If we have two rings with Unity $A,B$ and a epimorphism $\phi$. Then $\phi(1_A)=\phi(1_B)$.
I have difficulties to understand this proof:
$\phi \text{ surj.}\Rightarrow \forall b\in B \exists a\in A:\phi(a)=b\Rightarrow \forall b\in B\exists a\in A: \phi(1)\phi(a)=\phi(1)b\Rightarrow \forall b\in B:b=\phi(1)b$
and similarily the rightinverse.
I don't understand what I don't understand but the fact that $b$ can have more than one preimages bothers me. Can somebody explain me why we just have to look at one preimage and why we didn't Mention the other preimages in the above proof?Please?
Presumably, you're referring to this answer to your previous question. It's difficult to address a concern that you can't articulate. Let's run over the proof again:
Suppose $\phi : A \to B$ is a homomorphism between rings, $A$ has a multiplicative identity $1_A$, and $\phi$ is surjective. We wish to show $\phi(1_A)$ is a multiplicative identity of $B$.
To prove this, consider an element $b \in B$. Since $\phi$ is surjective, there exists (at least one) $a \in A$ such that $\phi(a) = b$. Therefore, $$b\phi(1_A) = \phi(a)\phi(1_A) = \phi(a1_A) = \phi(a) = b,$$ and similarly, $$\phi(1_A)b = b.$$
As I think I understand your objection, your issue is that there may be several possible values of $a \in A$ such that $\phi(a) = b$. The proof involves selecting one, without any further information, and running with it. What if you select the wrong value of $a$? Is the proof not just falsely pretending that there's only one value of $a \in A$ satisfying $\phi(a) = b$?
Well, no, not really. There may be multiple (infinitely many, even) values of $a$ such that $\phi(a) = b$, but choosing any one will do the job fine. At the end, no matter which $a$ we selected to do the job, the result at the end of the calculation is always $\phi(a)$, and the only criteria we asked of $a$ is that $\phi(a)$ be the same thing as $b$.
To demonstrate this, let's consider a concrete example.

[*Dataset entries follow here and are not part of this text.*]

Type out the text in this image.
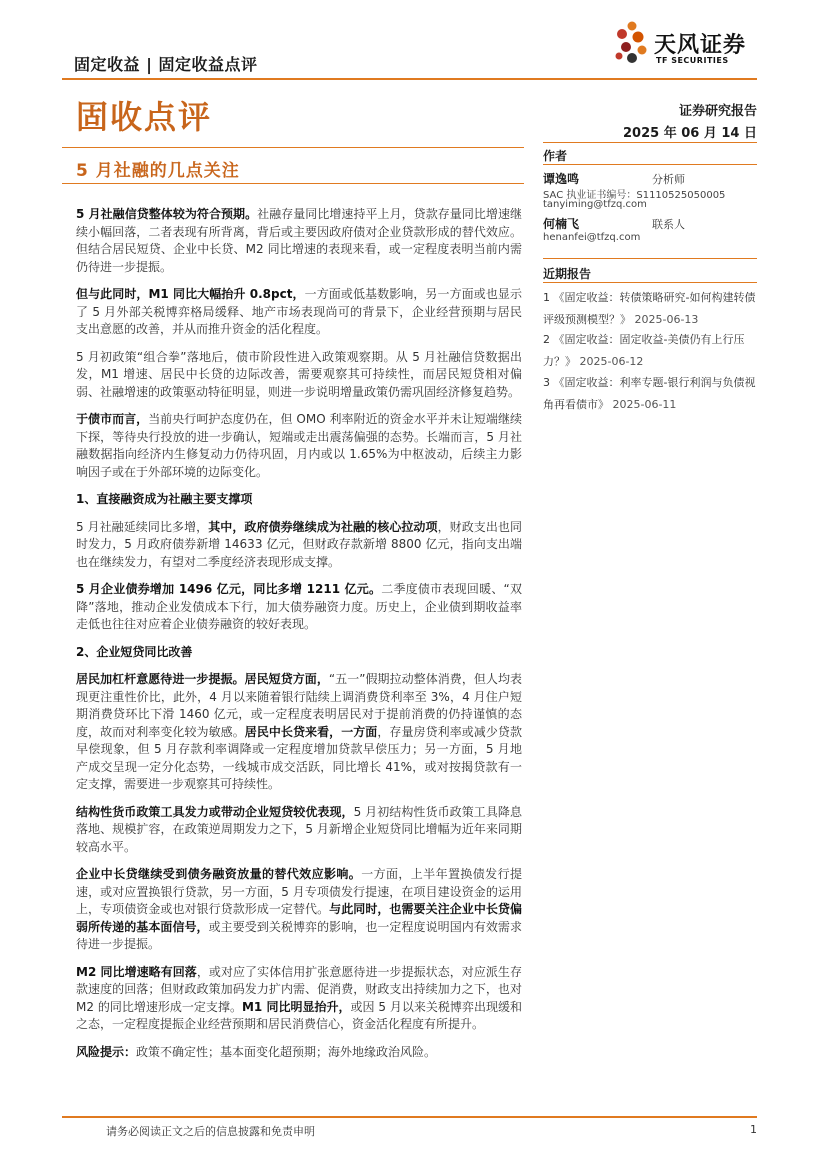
固定收益 | 固定收益点评
天风证券
TF SECURITIES
固收点评	证券研究报告
2025 年 06 月 14 日
5 月社融的几点关注
作者
谭逸鸣	分析师
SAC 执业证书编号：S1110525050005
tanyiming@tfzq.com
何楠飞	联系人
henanfei@tfzq.com
近期报告
1 《固定收益：转债策略研究-如何构建转债评级预测模型？》 2025-06-13
2 《固定收益：固定收益-美债仍有上行压力？》 2025-06-12
3 《固定收益：利率专题-银行利润与负债视角再看债市》 2025-06-11

5 月社融信贷整体较为符合预期。社融存量同比增速持平上月，贷款存量同比增速继续小幅回落，二者表现有所背离，背后或主要因政府债对企业贷款形成的替代效应。但结合居民短贷、企业中长贷、M2 同比增速的表现来看，或一定程度表明当前内需仍待进一步提振。

但与此同时，M1 同比大幅抬升 0.8pct，一方面或低基数影响，另一方面或也显示了 5 月外部关税博弈格局缓释、地产市场表现尚可的背景下，企业经营预期与居民支出意愿的改善，并从而推升资金的活化程度。

5 月初政策“组合拳”落地后，债市阶段性进入政策观察期。从 5 月社融信贷数据出发，M1 增速、居民中长贷的边际改善，需要观察其可持续性，而居民短贷相对偏弱、社融增速的政策驱动特征明显，则进一步说明增量政策仍需巩固经济修复趋势。

于债市而言，当前央行呵护态度仍在，但 OMO 利率附近的资金水平并未让短端继续下探，等待央行投放的进一步确认，短端或走出震荡偏强的态势。长端而言，5 月社融数据指向经济内生修复动力仍待巩固，月内或以 1.65%为中枢波动，后续主力影响因子或在于外部环境的边际变化。

1、直接融资成为社融主要支撑项

5 月社融延续同比多增，其中，政府债券继续成为社融的核心拉动项，财政支出也同时发力，5 月政府债券新增 14633 亿元，但财政存款新增 8800 亿元，指向支出端也在继续发力，有望对二季度经济表现形成支撑。

5 月企业债券增加 1496 亿元，同比多增 1211 亿元。二季度债市表现回暖、“双降”落地，推动企业发债成本下行，加大债券融资力度。历史上，企业债到期收益率走低也往往对应着企业债券融资的较好表现。

2、企业短贷同比改善

居民加杠杆意愿待进一步提振。居民短贷方面，“五一”假期拉动整体消费，但人均表现更注重性价比，此外，4 月以来随着银行陆续上调消费贷利率至 3%，4 月住户短期消费贷环比下滑 1460 亿元，或一定程度表明居民对于提前消费的仍持谨慎的态度，故而对利率变化较为敏感。居民中长贷来看，一方面，存量房贷利率或减少贷款早偿现象，但 5 月存款利率调降或一定程度增加贷款早偿压力；另一方面，5 月地产成交呈现一定分化态势，一线城市成交活跃，同比增长 41%，或对按揭贷款有一定支撑，需要进一步观察其可持续性。

结构性货币政策工具发力或带动企业短贷较优表现，5 月初结构性货币政策工具降息落地、规模扩容，在政策逆周期发力之下，5 月新增企业短贷同比增幅为近年来同期较高水平。

企业中长贷继续受到债务融资放量的替代效应影响。一方面，上半年置换债发行提速，或对应置换银行贷款，另一方面，5 月专项债发行提速，在项目建设资金的运用上，专项债资金或也对银行贷款形成一定替代。与此同时，也需要关注企业中长贷偏弱所传递的基本面信号，或主要受到关税博弈的影响，也一定程度说明国内有效需求待进一步提振。

M2 同比增速略有回落，或对应了实体信用扩张意愿待进一步提振状态，对应派生存款速度的回落；但财政政策加码发力扩内需、促消费，财政支出持续加力之下，也对 M2 的同比增速形成一定支撑。M1 同比明显抬升，或因 5 月以来关税博弈出现缓和之态，一定程度提振企业经营预期和居民消费信心，资金活化程度有所提升。

风险提示：政策不确定性；基本面变化超预期；海外地缘政治风险。

请务必阅读正文之后的信息披露和免责申明	1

Consider the ring $\Bbb{R}^2 = \Bbb{R} \times \Bbb{R}$, meaning that we equip with the usual componentwise addition, as well as a componentwise multiplication: $$(a, b)(c, d) = (ac, bd).$$ Then $(1, 1)$ is a multiplicative identity on $\Bbb{R}^2$. Consider the ring homomorphism: $$\phi : \Bbb{R}^2 \to \Bbb{R} : (x, y) \mapsto x.$$ This is surjective, as given any $x \in \Bbb{R}$, the point $(x, 0) \mapsto x$. It's also far from injective, as $(x, 1), (x, 7), (x, \pi),$ and infinitely many others all map to $x$ as well.
Let's roll through the argument. Suppose we have $b \in \Bbb{R}$. Then, as we know $\phi$ is surjective; we indeed have a recipe for preimages of $b$. As such, we will make the arbitrary choice of $a = (b, 0)$. Then, $$b \phi(1, 1) = \phi(b, 0)\phi(1, 1) = \phi((b, 0)(1, 1)) = \phi(b, 0) = b.$$ That worked exactly as the proof advertised. What about with a different preimage than $(b, 0)$? Try again with $a = (b , 1)$: $$b \phi(1, 1) = \phi(b, 1)\phi(1, 1) = \phi((b, 1)(1, 1)) = \phi(b, 1) = b.$$ Again, it works as advertised. It doesn't matter which $a$ we choose, so long as $\phi(a) = b$, and this proof will work. It means we have to perform the $\phi(a)\phi(1_A) = \phi(a1_A)$ step without knowing specifically what $a$ is, but fortunately, this works for all elements of $A$, so we don't need to have perfect knowledge of $a$. Again, all we need from $a$ in the end is $\phi(a) = b$, and having many options for choosing $a$ is no obstacle.